Written by: Irvin Schein
In the interesting case of Indcondo Building Corporation v. Sloan, released July 18, 2012, the Ontario Court of Appeal dealt with a situation in which a couple attempted to use the bankruptcy process to avoid an action attacking the husband’s transfer of his matrimonial home to his wife as a fraudulent conveyance.
In 2001, Indcondo Building Corporation obtained a judgment against one David Sloan for about $8 million. After obtaining the judgment, Indcondo found out that Mr. Sloan had transferred title to his home to his wife about 45 days after having been served with the Statement of Claim issued by Indcondo.
A couple attempted to use the bankruptcy process to avoid an action attacking the husband's transfer of his matrimonial home to his wife as a fraudulent conveyance.
As a result, in 2002, Indcondo sued the Sloans to set aside that transfer as a fraudulent conveyance.

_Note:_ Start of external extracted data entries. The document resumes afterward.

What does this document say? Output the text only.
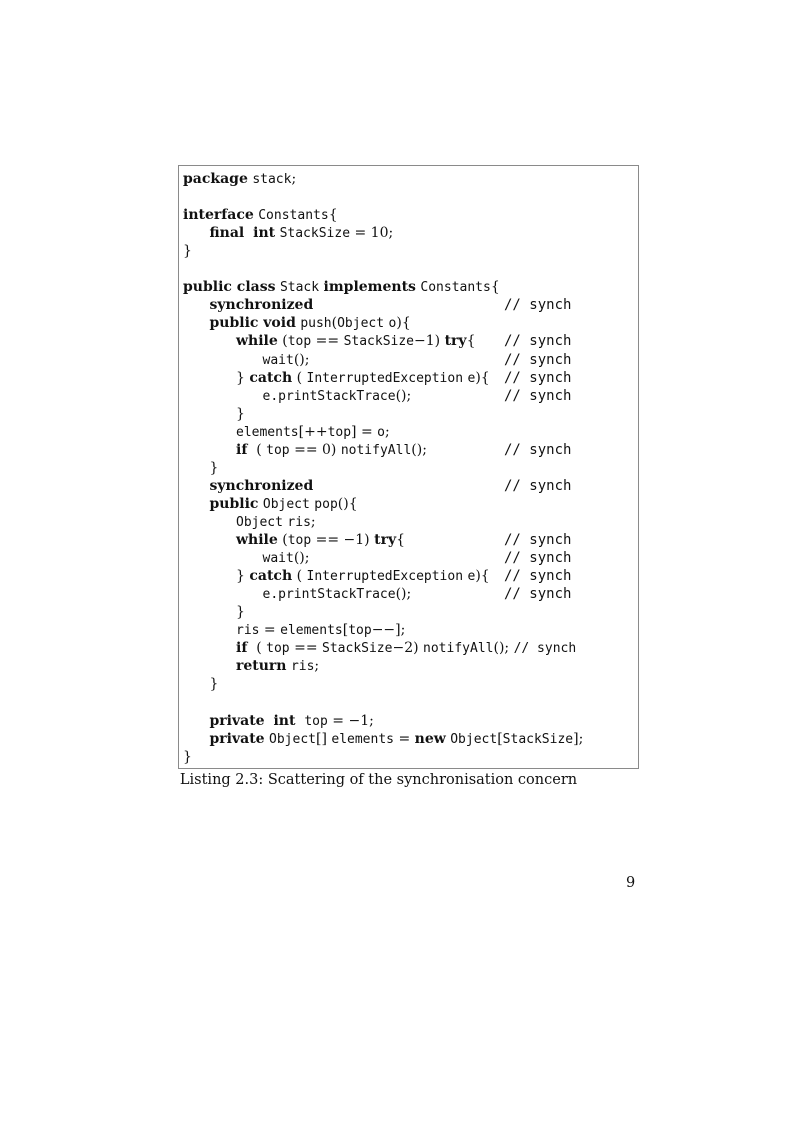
package stack;
interface Constants{
final int StackSize = 10;
}
public class Stack implements Constants{
synchronized	// synch
public void push(Object o){
while (top == StackSize−1) try{ // synch
wait();	// synch
} catch ( InterruptedException e){ // synch
e.printStackTrace();	// synch
}
elements[++top] = o;
if  ( top == 0) notifyAll();	// synch
}
synchronized	// synch
public Object pop(){
Object ris;
while (top == −1) try{	// synch
wait();	// synch
} catch ( InterruptedException e){ // synch
e.printStackTrace();	// synch
}
ris = elements[top−−];
if  ( top == StackSize−2) notifyAll(); // synch
return ris;
}
private int top = −1;
private Object[] elements = new Object[StackSize];
}
Listing 2.3: Scattering of the synchronisation concern
9
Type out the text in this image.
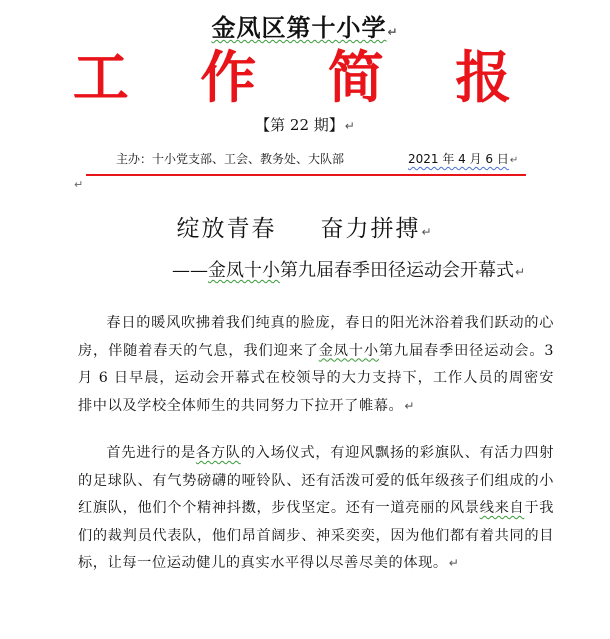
金凤区第十小学↵
工 作 简 报
【第 22 期】↵
主办：十小党支部、工会、教务处、大队部	2021 年 4 月 6 日↵
↵
绽放青春 奋力拼搏↵
——金凤十小第九届春季田径运动会开幕式↵

春日的暖风吹拂着我们纯真的脸庞，春日的阳光沐浴着我们跃动的心房，伴随着春天的气息，我们迎来了金凤十小第九届春季田径运动会。3 月 6 日早晨，运动会开幕式在校领导的大力支持下，工作人员的周密安排中以及学校全体师生的共同努力下拉开了帷幕。↵

首先进行的是各方队的入场仪式，有迎风飘扬的彩旗队、有活力四射的足球队、有气势磅礴的哑铃队、还有活泼可爱的低年级孩子们组成的小红旗队，他们个个精神抖擞，步伐坚定。还有一道亮丽的风景线来自于我们的裁判员代表队，他们昂首阔步、神采奕奕，因为他们都有着共同的目标，让每一位运动健儿的真实水平得以尽善尽美的体现。↵
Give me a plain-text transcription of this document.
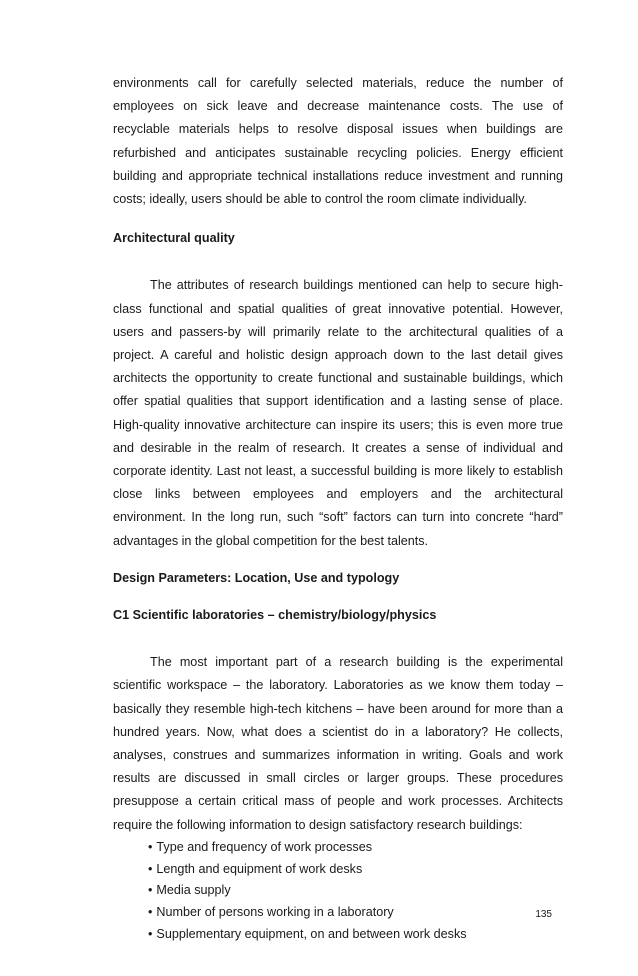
environments call for carefully selected materials, reduce the number of employees on sick leave and decrease maintenance costs. The use of recyclable materials helps to resolve disposal issues when buildings are refurbished and anticipates sustainable recycling policies. Energy efficient building and appropriate technical installations reduce investment and running costs; ideally, users should be able to control the room climate individually.

Architectural quality

The attributes of research buildings mentioned can help to secure high-class functional and spatial qualities of great innovative potential. However, users and passers-by will primarily relate to the architectural qualities of a project. A careful and holistic design approach down to the last detail gives architects the opportunity to create functional and sustainable buildings, which offer spatial qualities that support identification and a lasting sense of place. High-quality innovative architecture can inspire its users; this is even more true and desirable in the realm of research. It creates a sense of individual and corporate identity. Last not least, a successful building is more likely to establish close links between employees and employers and the architectural environment. In the long run, such “soft” factors can turn into concrete “hard” advantages in the global competition for the best talents.

Design Parameters: Location, Use and typology

C1 Scientific laboratories – chemistry/biology/physics

The most important part of a research building is the experimental scientific workspace – the laboratory. Laboratories as we know them today – basically they resemble high-tech kitchens – have been around for more than a hundred years. Now, what does a scientist do in a laboratory? He collects, analyses, construes and summarizes information in writing. Goals and work results are discussed in small circles or larger groups. These procedures presuppose a certain critical mass of people and work processes. Architects require the following information to design satisfactory research buildings:

• Type and frequency of work processes
• Length and equipment of work desks
• Media supply
• Number of persons working in a laboratory
• Supplementary equipment, on and between work desks
135
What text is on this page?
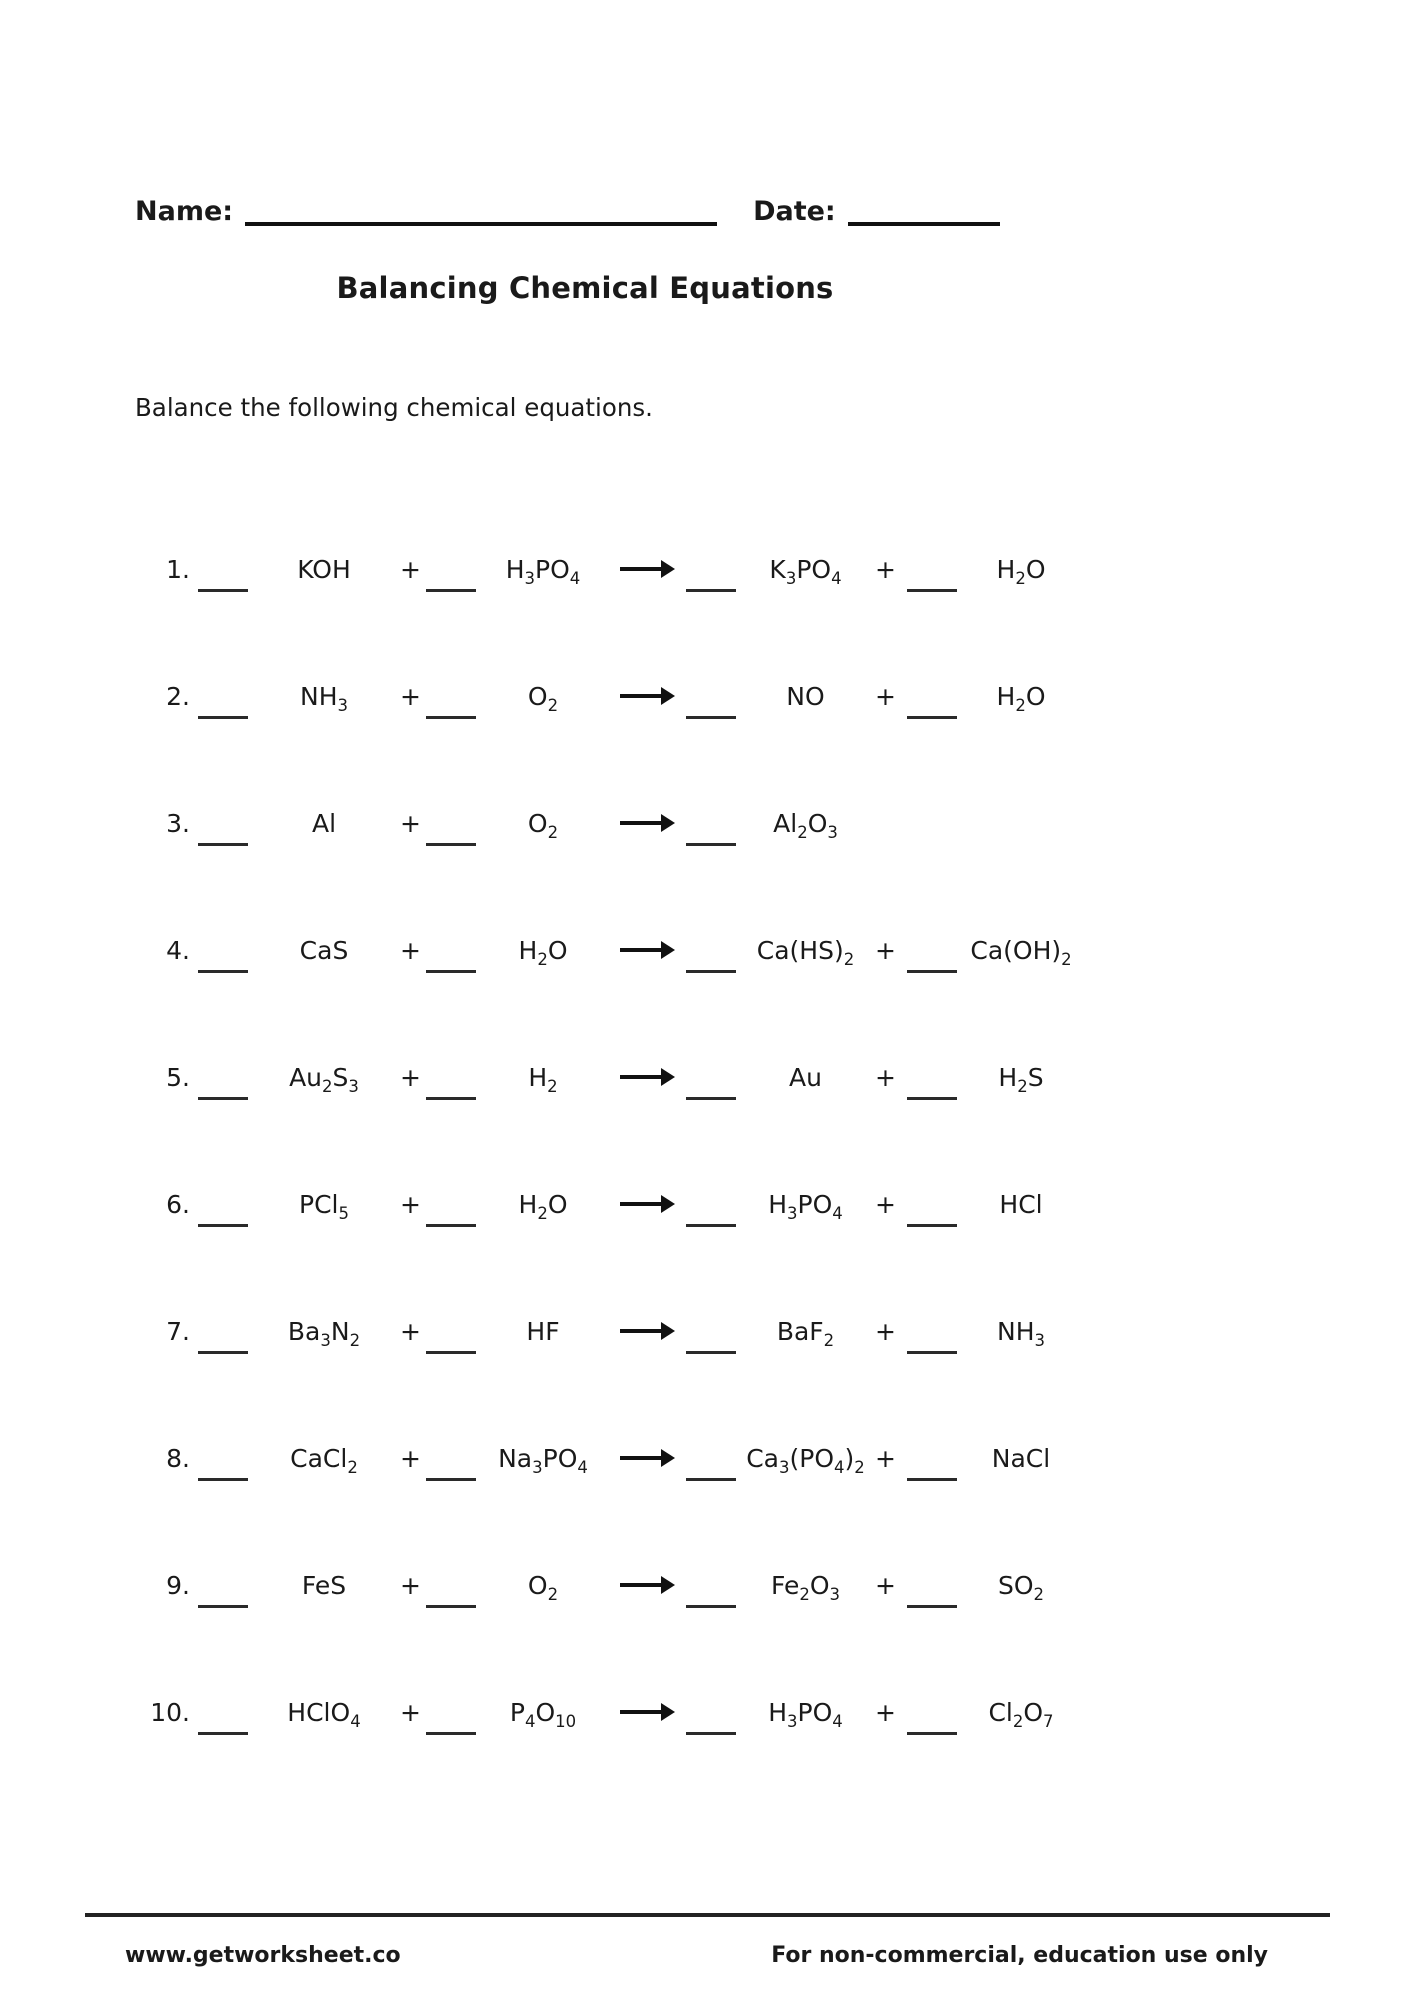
Name:	Date:
Balancing Chemical Equations
Balance the following chemical equations.
1.	KOH	+	$H_3PO_4$	→	$K_3PO_4$	+	$H_2O$
2.	$NH_3$	+	$O_2$	NO	+	$H_2O$
3.	Al	+	$O_2$	$Al_2O_3$
4.	CaS	+	$H_2O$	$Ca(HS)_2$ +	$Ca(OH)_2$
5.	$Au_2S_3$	+	$H_2$	Au	+	$H_2S$
6.	PCl$_5$	+	$H_2O$	$H_3PO_4$	+	HCl
7.	$Ba_3N_2$	+	HF	BaF$_2$	+	$NH_3$
8.	CaCl$_2$	+	$Na_3PO_4$ →	$Ca_3(PO_4)_2$ +	NaCl
9.	FeS	+	$O_2$	$Fe_2O_3$	+	$SO_2$
10.	HClO$_4$	+	$P_4O_{10}$	→	$H_3PO_4$	+	$Cl_2O_7$
www.getworksheet.co	For non-commercial, education use only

Two years later, Mr. Sloan declared bankruptcy. That had the effect of bringing Indcondo’s action to a halt.
Shortly thereafter, Indcondo asked the Trustee in Bankruptcy whether or not he planned to continue the attack on the conveyance of the matrimonial home. The Trustee indicated that because the estate had no money, any such action would have to be undertaken by Mr. Sloan’s creditors.